Она подала подруге перо, улыбкой стараясь ее приободрить.
Та написала знакомые нам слова.
— А теперь что? — спросила блондинка.
— Теперь пишите то, что думаете, Луиза, — отвечала Монтале.
— Уверены ли вы, что я думаю о чем-то?
— Вы думаете о ком-то, а это одно и то же, и даже хуже.
— Вы уверены в этом, Монтале?
— Луиза, Луиза, ваши голубые глаза глубоки, как море, которое я видела в Булони в прошлом году. Нет, я ошибаюсь, море коварно, а ваши глаза чисты, как лазурь вон там, над нашими головами.
— Если вы так хорошо читаете в моих глазах, то скажите, что я думаю.
— Во-первых, вы не думаете: «Господин Рауль»; вы думаете: «Мой милый Рауль».
— О!
— Не краснейте из-за пустяков. Вы думаете: «Мой милый Рауль, вы умоляете меня писать вам в Париж, где вас удерживает служба у принца. Должно быть, вам очень скучно, если вы ищете развлечения в воспоминании о провинциалке…»
Луиза вдруг встала.
— Нет, Монтале, — сказала она с улыбкой, — нет, я думаю совсем другое. Смотрите, вот что я думаю…
Она храбро взяла перо и твердой рукой написала следующие строки:
«Я была бы очень несчастлива, если бы Вы не так горячо просили меня вспоминать о Вас. Здесь все говорит мне о первых годах нашей дружбы, так быстро промелькнувших, так незаметно улетевших, и никогда ничто не истребит их очарования в моем сердце».
Монтале, следившая за быстрым полетом пера и читавшая по мере того, как ее подруга писала, захлопала в ладоши.
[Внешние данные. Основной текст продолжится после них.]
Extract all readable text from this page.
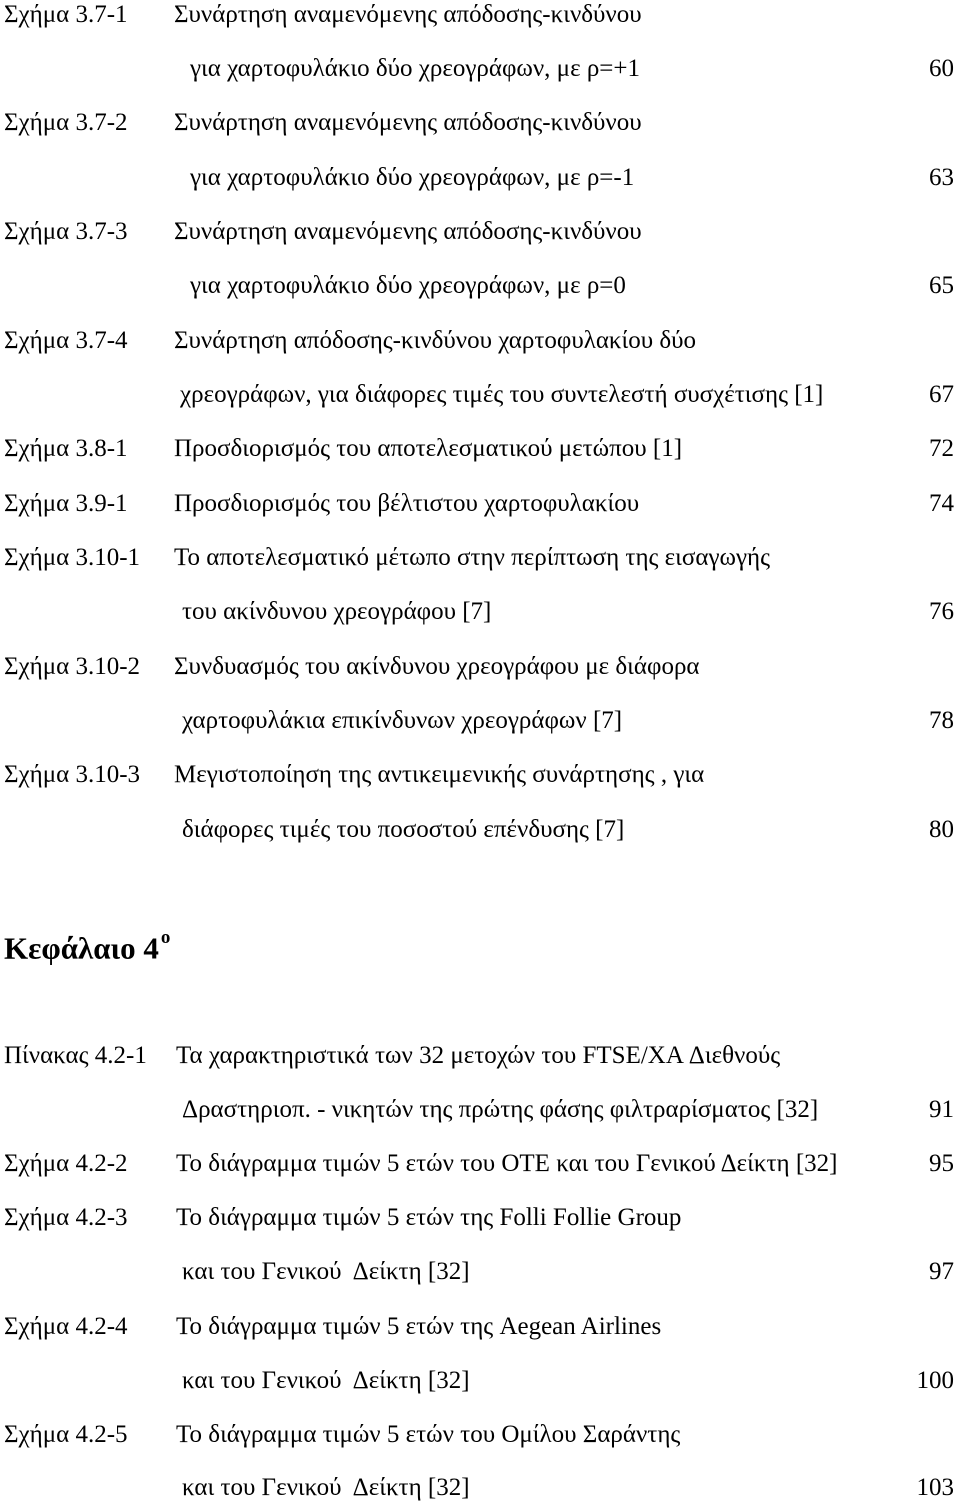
Σχήμα 3.7-1 Συνάρτηση αναμενόμενης απόδοσης-κινδύνου
για χαρτοφυλάκιο δύο χρεογράφων, με ρ=+1	60
Σχήμα 3.7-2 Συνάρτηση αναμενόμενης απόδοσης-κινδύνου
για χαρτοφυλάκιο δύο χρεογράφων, με ρ=-1	63
Σχήμα 3.7-3 Συνάρτηση αναμενόμενης απόδοσης-κινδύνου
για χαρτοφυλάκιο δύο χρεογράφων, με ρ=0	65
Σχήμα 3.7-4 Συνάρτηση απόδοσης-κινδύνου χαρτοφυλακίου δύο
χρεογράφων, για διάφορες τιμές του συντελεστή συσχέτισης [1]	67
Σχήμα 3.8-1 Προσδιορισμός του αποτελεσματικού μετώπου [1]	72
Σχήμα 3.9-1 Προσδιορισμός του βέλτιστου χαρτοφυλακίου	74
Σχήμα 3.10-1 Το αποτελεσματικό μέτωπο στην περίπτωση της εισαγωγής
του ακίνδυνου χρεογράφου [7]	76
Σχήμα 3.10-2 Συνδυασμός του ακίνδυνου χρεογράφου με διάφορα
χαρτοφυλάκια επικίνδυνων χρεογράφων [7]	78
Σχήμα 3.10-3 Μεγιστοποίηση της αντικειμενικής συνάρτησης , για
διάφορες τιμές του ποσοστού επένδυσης [7]	80
Κεφάλαιο 4 $^o$
Πίνακας 4.2-1 Τα χαρακτηριστικά των 32 μετοχών του FTSE/XA Διεθνούς
Δραστηριοπ. - νικητών της πρώτης φάσης φιλτραρίσματος [32]	91
Σχήμα 4.2-2 Το διάγραμμα τιμών 5 ετών του ΟΤΕ και του Γενικού Δείκτη [32]	95
Σχήμα 4.2-3 Το διάγραμμα τιμών 5 ετών της Folli Follie Group
και του Γενικού  Δείκτη [32]	97
Σχήμα 4.2-4 Το διάγραμμα τιμών 5 ετών της Aegean Airlines
και του Γενικού  Δείκτη [32]	100
Σχήμα 4.2-5 Το διάγραμμα τιμών 5 ετών του Ομίλου Σαράντης
και του Γενικού  Δείκτη [32]	103
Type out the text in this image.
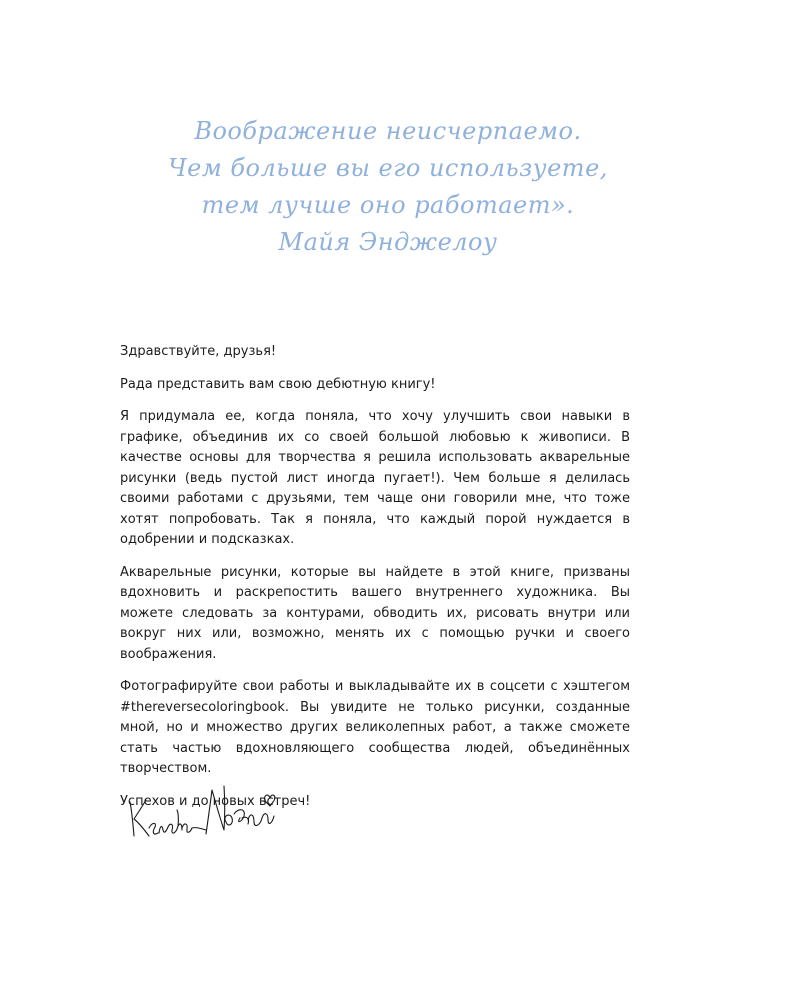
Воображение неисчерпаемо.
Чем больше вы его используете,
тем лучше оно работает».
Майя Энджелоу

Здравствуйте, друзья!

Рада представить вам свою дебютную книгу!

Я придумала ее, когда поняла, что хочу улучшить свои навыки в графике, объединив их со своей большой любовью к живописи. В качестве основы для творчества я решила использовать акварельные рисунки (ведь пустой лист иногда пугает!). Чем больше я делилась своими работами с друзьями, тем чаще они говорили мне, что тоже хотят попробовать. Так я поняла, что каждый порой нуждается в одобрении и подсказках.

Акварельные рисунки, которые вы найдете в этой книге, призваны вдохновить и раскрепостить вашего внутреннего художника. Вы можете следовать за контурами, обводить их, рисовать внутри или вокруг них или, возможно, менять их с помощью ручки и своего воображения.

Фотографируйте свои работы и выкладывайте их в соцсети с хэштегом #thereversecoloringbook. Вы увидите не только рисунки, созданные мной, но и множество других великолепных работ, а также сможете стать частью вдохновляющего сообщества людей, объединённых творчеством.

Успехов и до новых встреч!
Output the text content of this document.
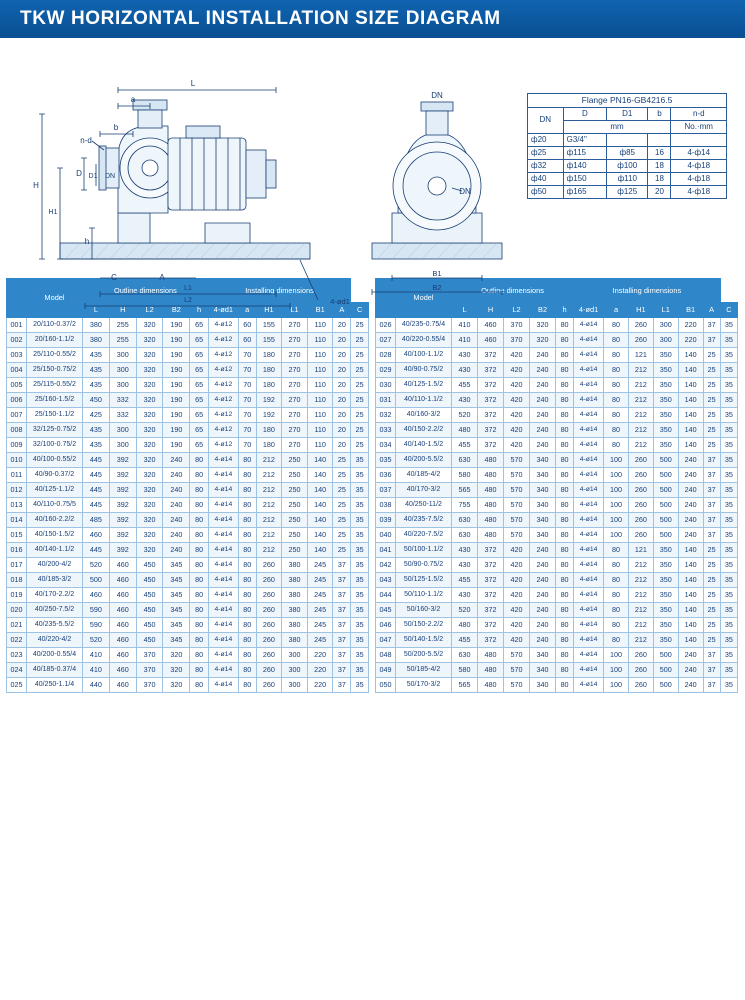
TKW HORIZONTAL INSTALLATION SIZE DIAGRAM
L
a
b
n-d
D D1 DN
H
H1
h
C	A
L1
L2	4-ød1
DN
DN
B1
B2
Flange PN16-GB4216.5				
DN	D	D1	b	n-d
	mm			No.·mm
ф20	G3/4"			
ф25	ф115	ф85	16	4-ф14
ф32	ф140	ф100	18	4-ф18
ф40	ф150	ф110	18	4-ф18
ф50	ф165	ф125	20	4-ф18
	Model	Outline dimensions					Installing dimensions						
		L	H	L2	B2	h	4-ød1	a	H1	L1	B1	A	C
001	20/110-0.37/2	380	255	320	190	65	4-ø12	60	155	270	110	20	25
002	20/160-1.1/2	380	255	320	190	65	4-ø12	60	155	270	110	20	25
003	25/110-0.55/2	435	300	320	190	65	4-ø12	70	180	270	110	20	25
004	25/150-0.75/2	435	300	320	190	65	4-ø12	70	180	270	110	20	25
005	25/115-0.55/2	435	300	320	190	65	4-ø12	70	180	270	110	20	25
006	25/160-1.5/2	450	332	320	190	65	4-ø12	70	192	270	110	20	25
007	25/150-1.1/2	425	332	320	190	65	4-ø12	70	192	270	110	20	25
008	32/125-0.75/2	435	300	320	190	65	4-ø12	70	180	270	110	20	25
009	32/100-0.75/2	435	300	320	190	65	4-ø12	70	180	270	110	20	25
010	40/100-0.55/2	445	392	320	240	80	4-ø14	80	212	250	140	25	35
011	40/90-0.37/2	445	392	320	240	80	4-ø14	80	212	250	140	25	35
012	40/125-1.1/2	445	392	320	240	80	4-ø14	80	212	250	140	25	35
013	40/110-0.75/5	445	392	320	240	80	4-ø14	80	212	250	140	25	35
014	40/160-2.2/2	485	392	320	240	80	4-ø14	80	212	250	140	25	35
015	40/150-1.5/2	460	392	320	240	80	4-ø14	80	212	250	140	25	35
016	40/140-1.1/2	445	392	320	240	80	4-ø14	80	212	250	140	25	35
017	40/200-4/2	520	460	450	345	80	4-ø14	80	260	380	245	37	35
018	40/185-3/2	500	460	450	345	80	4-ø14	80	260	380	245	37	35
019	40/170-2.2/2	460	460	450	345	80	4-ø14	80	260	380	245	37	35
020	40/250-7.5/2	590	460	450	345	80	4-ø14	80	260	380	245	37	35
021	40/235-5.5/2	590	460	450	345	80	4-ø14	80	260	380	245	37	35
022	40/220-4/2	520	460	450	345	80	4-ø14	80	260	380	245	37	35
023	40/200-0.55/4	410	460	370	320	80	4-ø14	80	260	300	220	37	35
024	40/185-0.37/4	410	460	370	320	80	4-ø14	80	260	300	220	37	35
025	40/250-1.1/4	440	460	370	320	80	4-ø14	80	260	300	220	37	35
	Model	Outline dimensions					Installing dimensions						
		L	H	L2	B2	h	4-ød1	a	H1	L1	B1	A	C
026	40/235-0.75/4	410	460	370	320	80	4-ø14	80	260	300	220	37	35
027	40/220-0.55/4	410	460	370	320	80	4-ø14	80	260	300	220	37	35
028	40/100-1.1/2	430	372	420	240	80	4-ø14	80	121	350	140	25	35
029	40/90-0.75/2	430	372	420	240	80	4-ø14	80	212	350	140	25	35
030	40/125-1.5/2	455	372	420	240	80	4-ø14	80	212	350	140	25	35
031	40/110-1.1/2	430	372	420	240	80	4-ø14	80	212	350	140	25	35
032	40/160-3/2	520	372	420	240	80	4-ø14	80	212	350	140	25	35
033	40/150-2.2/2	480	372	420	240	80	4-ø14	80	212	350	140	25	35
034	40/140-1.5/2	455	372	420	240	80	4-ø14	80	212	350	140	25	35
035	40/200-5.5/2	630	480	570	340	80	4-ø14	100	260	500	240	37	35
036	40/185-4/2	580	480	570	340	80	4-ø14	100	260	500	240	37	35
037	40/170-3/2	565	480	570	340	80	4-ø14	100	260	500	240	37	35
038	40/250-11/2	755	480	570	340	80	4-ø14	100	260	500	240	37	35
039	40/235-7.5/2	630	480	570	340	80	4-ø14	100	260	500	240	37	35
040	40/220-7.5/2	630	480	570	340	80	4-ø14	100	260	500	240	37	35
041	50/100-1.1/2	430	372	420	240	80	4-ø14	80	121	350	140	25	35
042	50/90-0.75/2	430	372	420	240	80	4-ø14	80	212	350	140	25	35
043	50/125-1.5/2	455	372	420	240	80	4-ø14	80	212	350	140	25	35
044	50/110-1.1/2	430	372	420	240	80	4-ø14	80	212	350	140	25	35
045	50/160-3/2	520	372	420	240	80	4-ø14	80	212	350	140	25	35
046	50/150-2.2/2	480	372	420	240	80	4-ø14	80	212	350	140	25	35
047	50/140-1.5/2	455	372	420	240	80	4-ø14	80	212	350	140	25	35
048	50/200-5.5/2	630	480	570	340	80	4-ø14	100	260	500	240	37	35
049	50/185-4/2	580	480	570	340	80	4-ø14	100	260	500	240	37	35
050	50/170-3/2	565	480	570	340	80	4-ø14	100	260	500	240	37	35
— Давно бы так! — воскликнула она. — Вот искренность, вот чувство, вот слог! Покажите, милая, этим парижанам, что Блуа — родина хорошего стиля.
— Он знает, что для меня Блуа — земной рай, — ответила блондинка.
— Вот я и говорю. Ангел не мог бы выразиться более возвышенно.
— Я кончаю, Монтале.
И она продолжала писать:
«Вы говорите, Рауль, что думаете обо мне. Благодарю Вас, но это не может удивить меня: ведь я знаю, сколько раз наши сердца бились одно возле другого».
— О, — сказала Монтале, — овечка моя, берегитесь волков!
Луиза хотела ответить, как вдруг у ворот замка раздался конский топот.
— Что такое? — удивилась Монтале, подходя к окну. — Право, красивый всадник.
— Ах, Рауль! — воскликнула Луиза, тоже приблизившись к окну.